By Elio Manca, managing director of ITI Funds.
The Russian growth story is in its ascendancy, with economic forecasts indicating the country will grow and strengthen throughout 2018.
Data for January suggest conditions have markedly improved since a slow end to 2017. Independent research firm Capital Economics suggests Russian GDP growth has picked up to more than 2% year-on-year, a significant increase from the 1.5% the country achieved in 2017.
Markets barely moved following Vladimir Putin’s landslide election victory in March, an endorsement of his recent leadership style that suggests a shift toward more orthodox macro policymaking is here to stay.
With Russia-listed companies continuing to offer average dividend yields of 5% and current pay-out ratios expected to increase from 20% to 50% given the government indication, the Russian market clearly should not be ignored as an investment opportunity. The RTS Index – Russia’s main market – currently offers a P/E ratio of 7.7x, comparative to a ratio of 16.5x for the MSCI Emerging Market Index.
With Russia now emerging from the dip in its economic cycle and with equity markets failing to account for any improvement, now seems like a particularly opportune time to invest.
ETFs tracking the Russian stock market provide a cheap, highly liquid and diversified exposure to capture this potential upside. On average, Russia ETFs incur a total expense ratio of 0.65% while Russia-focused active investment funds currently charge between 1% – 1.5%.
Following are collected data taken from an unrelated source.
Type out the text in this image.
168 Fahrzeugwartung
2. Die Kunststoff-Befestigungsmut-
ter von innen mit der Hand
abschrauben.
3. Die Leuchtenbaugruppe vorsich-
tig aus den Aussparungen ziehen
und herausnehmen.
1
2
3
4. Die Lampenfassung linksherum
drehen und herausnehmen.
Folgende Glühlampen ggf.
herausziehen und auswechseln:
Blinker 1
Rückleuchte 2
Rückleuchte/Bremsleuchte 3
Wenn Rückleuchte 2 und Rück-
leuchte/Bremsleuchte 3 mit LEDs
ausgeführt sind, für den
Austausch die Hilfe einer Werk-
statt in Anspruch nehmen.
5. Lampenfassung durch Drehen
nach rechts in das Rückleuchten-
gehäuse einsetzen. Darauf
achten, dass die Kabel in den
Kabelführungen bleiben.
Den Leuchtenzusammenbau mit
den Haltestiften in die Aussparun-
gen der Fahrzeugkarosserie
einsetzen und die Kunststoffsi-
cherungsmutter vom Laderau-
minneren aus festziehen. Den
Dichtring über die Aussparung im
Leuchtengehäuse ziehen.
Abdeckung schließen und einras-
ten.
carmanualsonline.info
So far this year, inflows and outflows in Russia ETFs have been in excess of $1 billion, with investors increasing their allocation to Russia to the tune of around $100 million. Added to this, they are moving away from swap-based ETFs to physically-replicating models.
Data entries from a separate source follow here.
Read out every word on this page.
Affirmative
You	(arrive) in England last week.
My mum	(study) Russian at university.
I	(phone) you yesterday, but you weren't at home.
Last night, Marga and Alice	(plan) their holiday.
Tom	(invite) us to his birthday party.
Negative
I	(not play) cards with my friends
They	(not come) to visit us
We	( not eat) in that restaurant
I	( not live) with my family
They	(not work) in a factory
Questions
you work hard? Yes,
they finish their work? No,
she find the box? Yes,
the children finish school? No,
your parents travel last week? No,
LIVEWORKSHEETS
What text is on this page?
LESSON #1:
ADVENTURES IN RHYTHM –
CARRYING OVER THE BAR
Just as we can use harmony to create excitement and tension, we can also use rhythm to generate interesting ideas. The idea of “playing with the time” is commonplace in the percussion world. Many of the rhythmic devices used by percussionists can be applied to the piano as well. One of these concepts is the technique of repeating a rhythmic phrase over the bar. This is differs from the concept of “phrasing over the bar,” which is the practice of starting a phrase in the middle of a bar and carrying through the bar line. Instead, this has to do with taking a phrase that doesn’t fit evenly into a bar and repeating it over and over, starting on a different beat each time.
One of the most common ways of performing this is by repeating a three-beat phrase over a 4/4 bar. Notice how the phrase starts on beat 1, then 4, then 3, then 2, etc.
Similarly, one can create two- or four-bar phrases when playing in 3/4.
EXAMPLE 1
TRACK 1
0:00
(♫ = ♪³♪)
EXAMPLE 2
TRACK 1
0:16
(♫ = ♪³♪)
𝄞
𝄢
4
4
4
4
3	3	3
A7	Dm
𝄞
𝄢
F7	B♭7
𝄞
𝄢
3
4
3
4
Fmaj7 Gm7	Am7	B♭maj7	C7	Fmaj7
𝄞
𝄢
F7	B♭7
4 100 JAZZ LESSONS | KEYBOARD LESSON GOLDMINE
Only one equity ETF outside of Moscow provides exposure to locally listed shares, tracking the RTS Index, while all the others track narrower indices based on ADR/GDR shares comprising between 15 and 28 companies.
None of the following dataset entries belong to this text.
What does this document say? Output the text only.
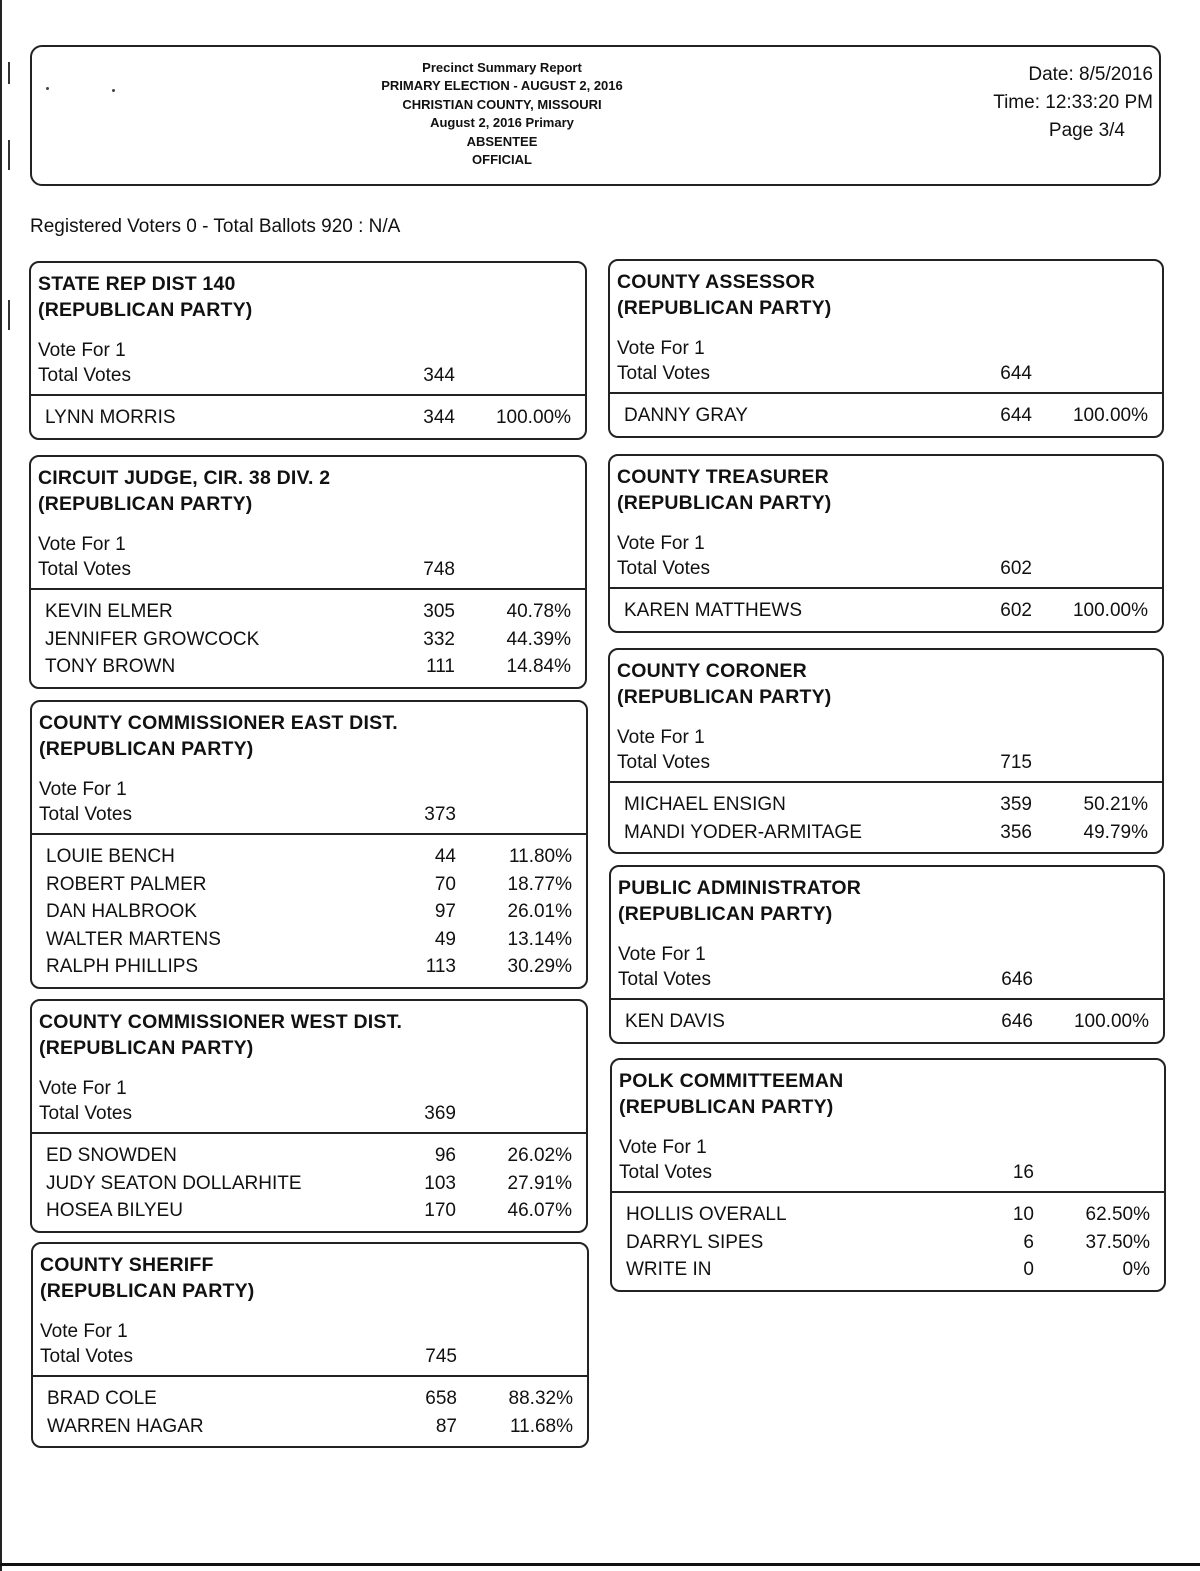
Precinct Summary Report
PRIMARY ELECTION - AUGUST 2, 2016
CHRISTIAN COUNTY, MISSOURI
August 2, 2016 Primary
ABSENTEE
OFFICIAL
Date: 8/5/2016
Time: 12:33:20 PM
Page 3/4
Registered Voters 0 - Total Ballots 920 : N/A
STATE REP DIST 140
(REPUBLICAN PARTY)
Vote For 1
Total Votes	344
LYNN MORRIS	344 100.00%
CIRCUIT JUDGE, CIR. 38 DIV. 2
(REPUBLICAN PARTY)
Vote For 1
Total Votes	748
KEVIN ELMER	305	40.78%
JENNIFER GROWCOCK	332	44.39%
TONY BROWN	111	14.84%
COUNTY COMMISSIONER EAST DIST.
(REPUBLICAN PARTY)
Vote For 1
Total Votes	373
LOUIE BENCH	44	11.80%
ROBERT PALMER	70	18.77%
DAN HALBROOK	97	26.01%
WALTER MARTENS	49	13.14%
RALPH PHILLIPS	113	30.29%
COUNTY COMMISSIONER WEST DIST.
(REPUBLICAN PARTY)
Vote For 1
Total Votes	369
ED SNOWDEN	96	26.02%
JUDY SEATON DOLLARHITE	103	27.91%
HOSEA BILYEU	170	46.07%
COUNTY SHERIFF
(REPUBLICAN PARTY)
Vote For 1
Total Votes	745
BRAD COLE	658	88.32%
WARREN HAGAR	87	11.68%
COUNTY ASSESSOR
(REPUBLICAN PARTY)
Vote For 1
Total Votes	644
DANNY GRAY	644 100.00%
COUNTY TREASURER
(REPUBLICAN PARTY)
Vote For 1
Total Votes	602
KAREN MATTHEWS	602 100.00%
COUNTY CORONER
(REPUBLICAN PARTY)
Vote For 1
Total Votes	715
MICHAEL ENSIGN	359	50.21%
MANDI YODER-ARMITAGE	356	49.79%
PUBLIC ADMINISTRATOR
(REPUBLICAN PARTY)
Vote For 1
Total Votes	646
KEN DAVIS	646 100.00%
POLK COMMITTEEMAN
(REPUBLICAN PARTY)
Vote For 1
Total Votes	16
HOLLIS OVERALL	10	62.50%
DARRYL SIPES	6	37.50%
WRITE IN	0	0%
The ITI Funds RTS Equity UCITS ETF SICAV (RUSE LN), launched in February this year, tracks the RTS Index, physically investing in 45 local shares. This offers a greater diversified exposure as well as good liquidity, with the RTS Index being the index that underlies Russian future contracts.
Liquidity
Whilst up to 40% of the RTS Index is allocated to a handful of the largest companies by market capitalisation (notably Sberbank, Gazprom, Lukoil), by investing across Russia’s main RTS Index through an ETF, investors can gain exposure to both larger and smaller-cap stocks. They will also be able to trade on an intra-day basis and benefit from the increased liquidity and reduced market impact that replicating the index offers.
As passive funds are more frequently traded than active funds, it is easier for investors to move in or out of assets in an environment of both liquidity and transparency. The impact on the market is minimalized, with fundamentals driving the share price.
Diversification
Passive funds and ETFs enable investors to buy full replication of “the market” in a single transaction, offering investors superior diversification across industry sectors to the broader indices.
It is true that Russia remains a resource-driven market, accounting for close to 20% of global crude oil and gas exports. However, there are dynamic changes in Russian demographics, reflected in the broad Russian RTS Index. Russia’s consumer sector is benefitting from lower inflation and falling interest rates and now accounts for approximately 6.5% of the index weighting. Meanwhile, the country’s technology sector is experiencing exponential growth, substantial development and international investment.
Buying into a fund or ETF which physically replicates Russia’s RTS Index combines exposure to not only the oil & gas and banking sectors but also to potential returns from others growth areas like agriculture, technology and all other sectors benefitting from Russia’s improving economic cycle.
Opportunities through passive investment
Market strategists forecast that Russia will advance from the low point in its current economic cycle under Putin’s continued leadership. This is reflected in recent economic data and qualified simultaneously by S&P raising the country’s credit to investment grade, in line with Fitch.
Valuations of the Russian market remain outdated and very cheap. As a core approach, an ETF which tracks Russia’s RTS Index provides the cheapest, most liquid and diversified way of accessing Russia’s upside potential.
(The views expressed here are those of the author and do not necessarily reflect those of ETF Strategy.)